Город пробужденный (ЛП) - Суйковский Богуслав
— Чтобы это было в последний раз!
— В последний, вождь. Потому что вернуться я уже не смогу! Я спустилась по веревке в изломе стен и…
— Говори, с чем пришла.
— Господин, я верно служила! Столько лет под вечной угрозой! Такие важные вести собирала! А ведь того, что у меня есть в Карфагене, я не спасу! О, нищета меня ждет и голод на старости лет. Сейчас я приношу важнейшую весть, но… но…
— Сколько? — резко прервал Сципион.
— Пять… пять талантов, господин! — прошептала женщина.
— Ты с ума сошла?
— Моя весть стоит больше, много больше, господин! — с упрямством ответила Атия.
— За эту цену я могу купить отряд слонов!
— Это правда! Но… но они бы не спасли тебя, господин!
— Пять талантов! За такую дерзость мне следовало бы прогнать тебя или выдать Гасдрубалу!
— Очень недолго ты бы радовался своему триумфу, вождь!
— Я не могу предложить тебе и десятой части этой суммы!
— Господин, весть, которую я приношу, имеет огромную важность! Таким вестям цены нет!
— Гасдрубал сговорился с Карталоном, и они ударят вместе?
— Об этом знают все! Но твои, господин, укрепления теперь не взять без машин!

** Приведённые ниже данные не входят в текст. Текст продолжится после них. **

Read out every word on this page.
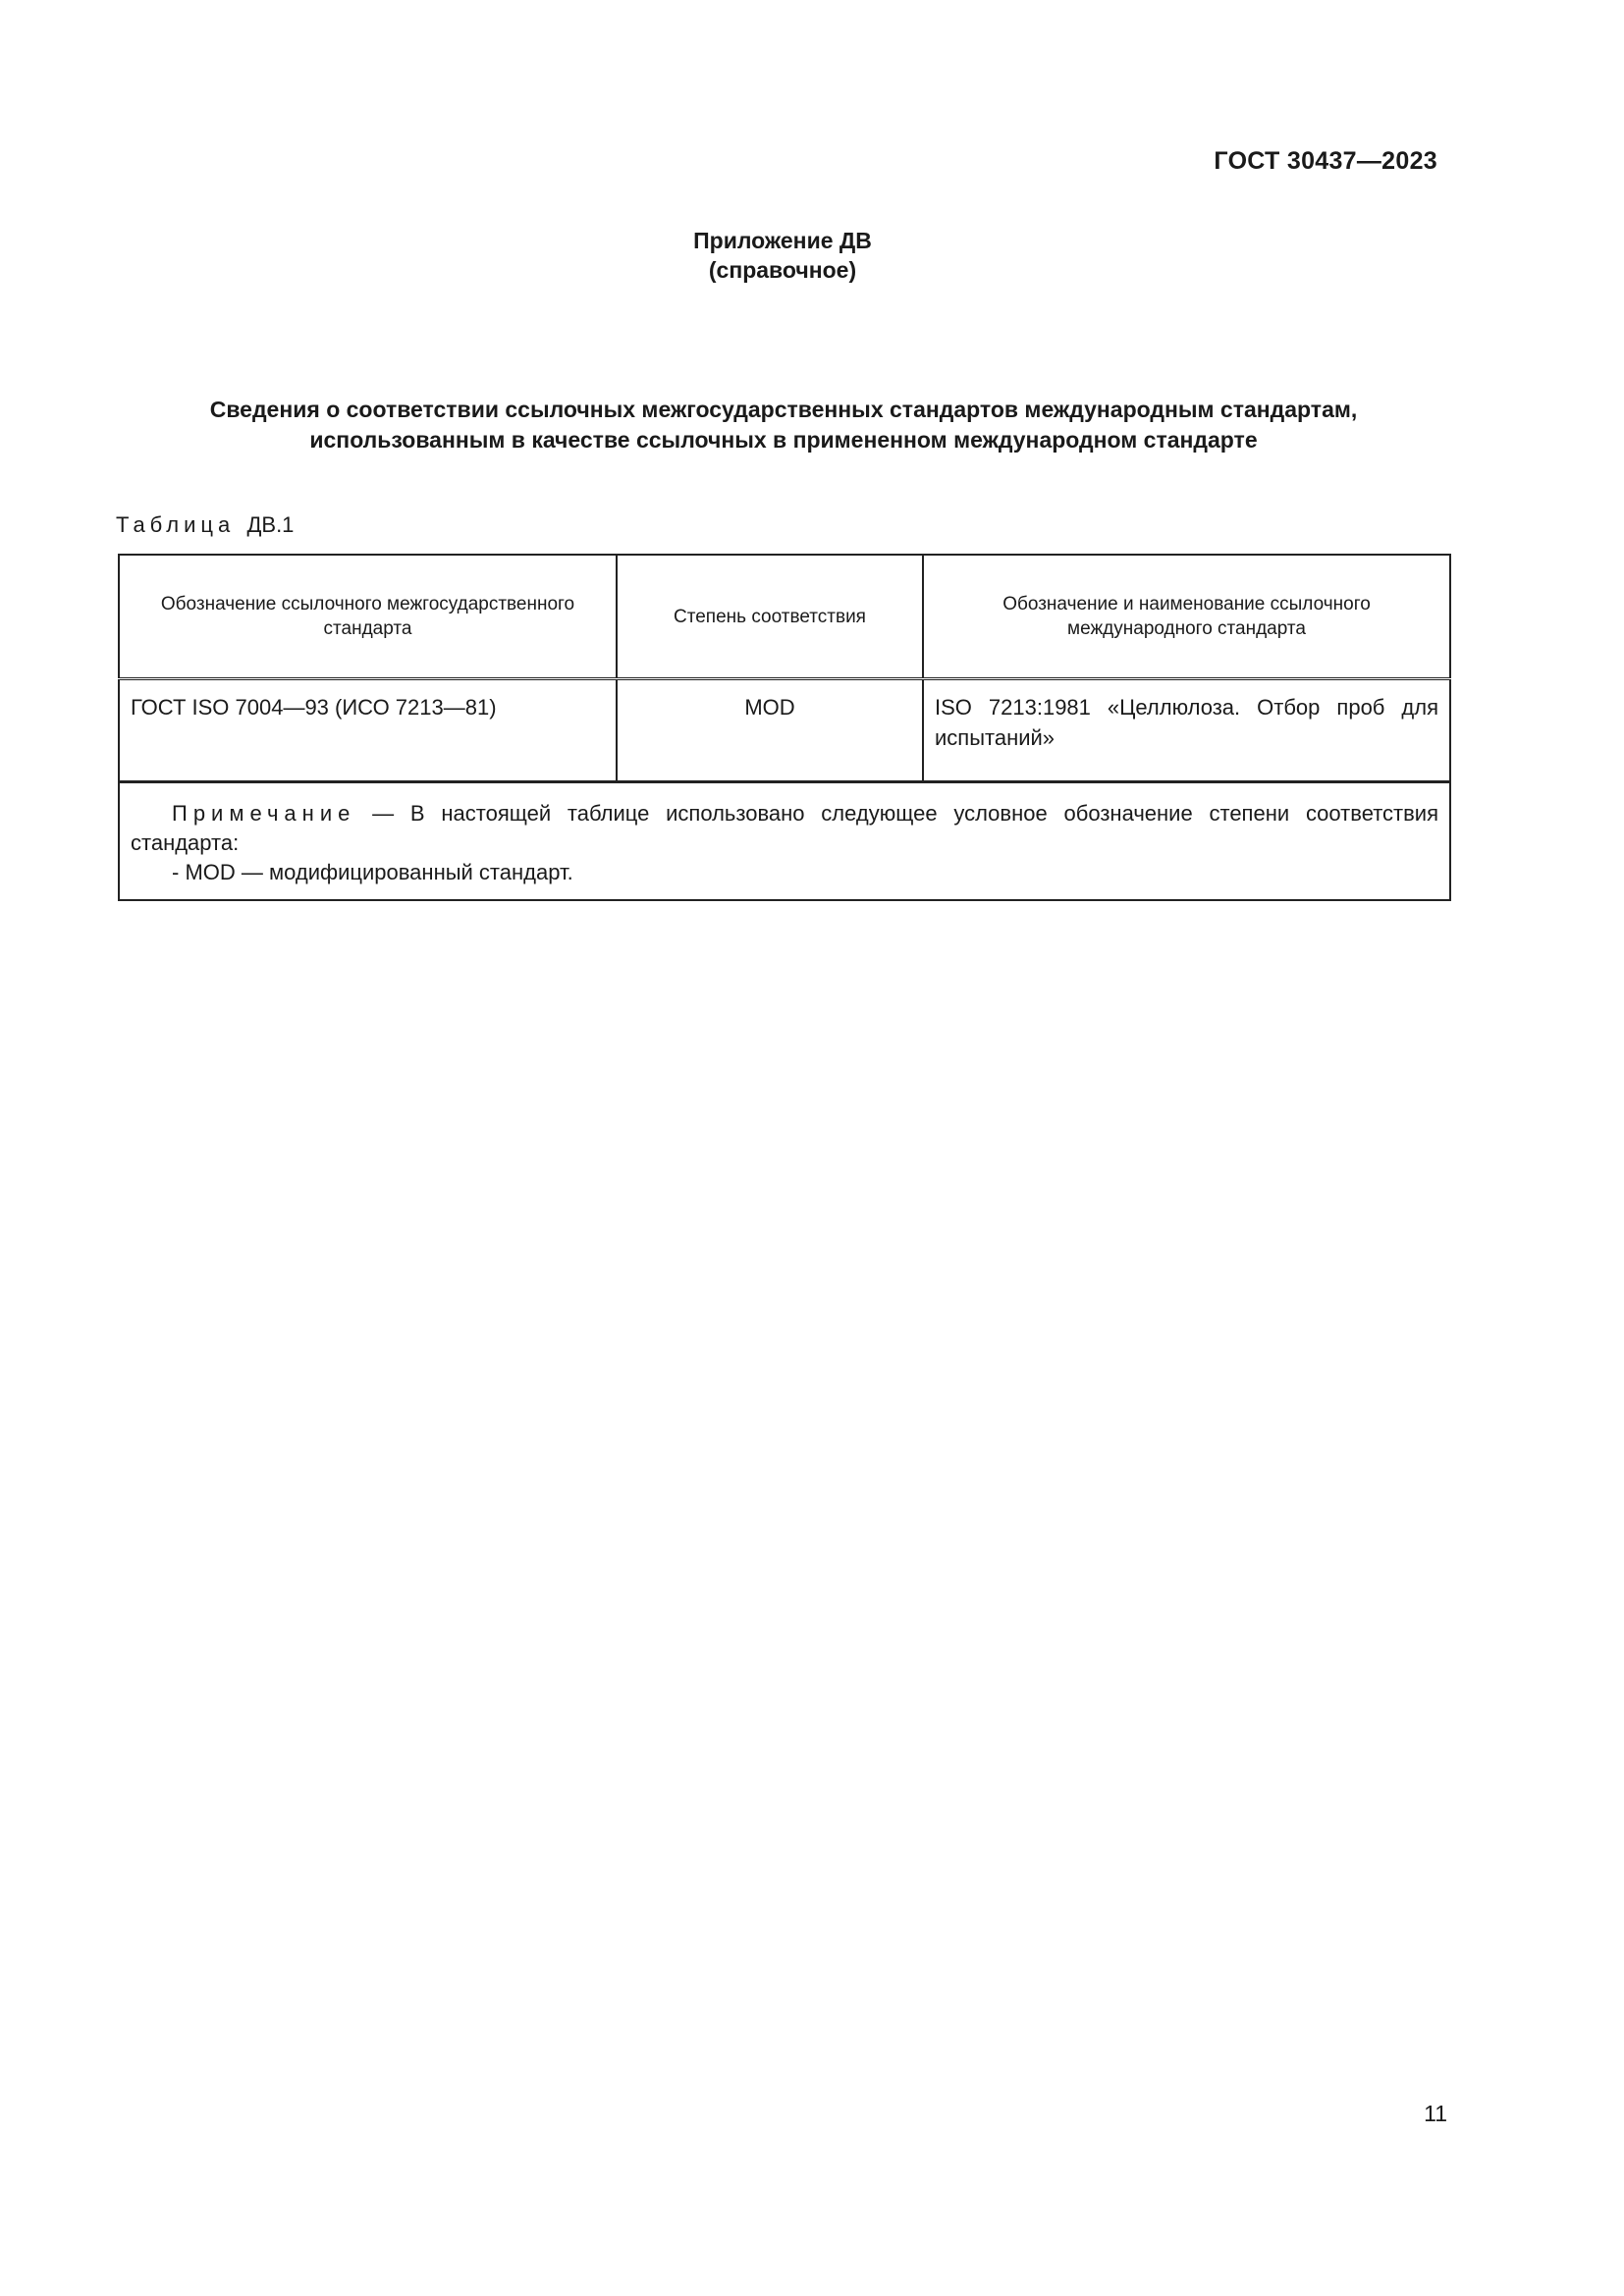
ГОСТ 30437—2023
Приложение ДВ
(справочное)
Сведения о соответствии ссылочных межгосударственных стандартов международным стандартам,
использованным в качестве ссылочных в примененном международном стандарте
Таблица ДВ.1
Обозначение ссылочного межгосударственного стандарта	Степень соответствия	Обозначение и наименование ссылочного международного стандарта
ГОСТ ISO 7004—93 (ИСО 7213—81)	MOD	ISO 7213:1981 «Целлюлоза. Отбор проб для испытаний»

Примечание — В настоящей таблице использовано следующее условное обозначение степени соответствия стандарта:
- MOD — модифицированный стандарт.		
11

— Хорошо, что они это понимают! Так что же за весть ты принесла, столь важную?
— Пять талантов, господин!
— Да у меня и в казне столько нет!
— Я знаю, господин! Но обещай, и мне этого хватит! Слово Сципиона на вес золота.
— Я не могу обещать, не зная твоей вести.
Атия колебалась, наконец решилась, хоть и неохотно:
— Господин, твоя справедливость славится. Посему обещай, что ты рассудишь важность моих вестей и по этой оценке вознаградишь.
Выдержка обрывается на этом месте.